One in four first years said their mental health was worse than this time last year

Over a third of this year’s cohort of first years show signs of depression and anxiety according to a new survey conducted by the Office for National Statistics.

2,000 students were asked to report how they felt during the past two weeks, with 39 per cent showing signs of “having some form of anxiety” and a further 37 per cent presenting “moderate to severe symptoms of depression”.

Since the start of the Autumn term, 23 per cent of students said their mental health and wellbeing was “slightly or much worse”.

On average, students rated their satisfaction with life at 6.6/10 in comparison with 7.1 for the general population.

21 per cent of first year students said they had used mental health services since last September.

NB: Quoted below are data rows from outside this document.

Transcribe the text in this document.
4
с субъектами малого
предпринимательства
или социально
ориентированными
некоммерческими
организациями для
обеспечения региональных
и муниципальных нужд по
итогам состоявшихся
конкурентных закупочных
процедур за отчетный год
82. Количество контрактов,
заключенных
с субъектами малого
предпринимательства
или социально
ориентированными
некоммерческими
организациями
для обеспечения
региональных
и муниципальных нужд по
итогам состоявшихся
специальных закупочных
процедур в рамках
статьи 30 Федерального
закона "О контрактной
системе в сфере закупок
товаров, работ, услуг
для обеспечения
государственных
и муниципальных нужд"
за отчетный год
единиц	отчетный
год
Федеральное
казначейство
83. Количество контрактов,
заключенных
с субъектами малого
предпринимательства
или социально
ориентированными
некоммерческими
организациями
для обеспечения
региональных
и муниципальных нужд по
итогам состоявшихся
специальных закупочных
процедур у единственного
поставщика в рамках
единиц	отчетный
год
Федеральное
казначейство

Tim Gibbs, who headed up the student Covid-19 insights survey, said: “Over a third of first year students reported moderate to severe symptoms of depression with a similar amount showing signs of anxiety, a concerning amount of the incoming student body.”

A separate survey found that 40 per cent of PhD students could be “at risk of suicide.”

Dr Cassie Hazell, one of the authors of the survey, described the results as “heartbreaking”, telling Times Higher Education: “There is a real pressure to be perfect, which isn’t helped by the fact we don’t talk about how messy and frustrating doing research can be.”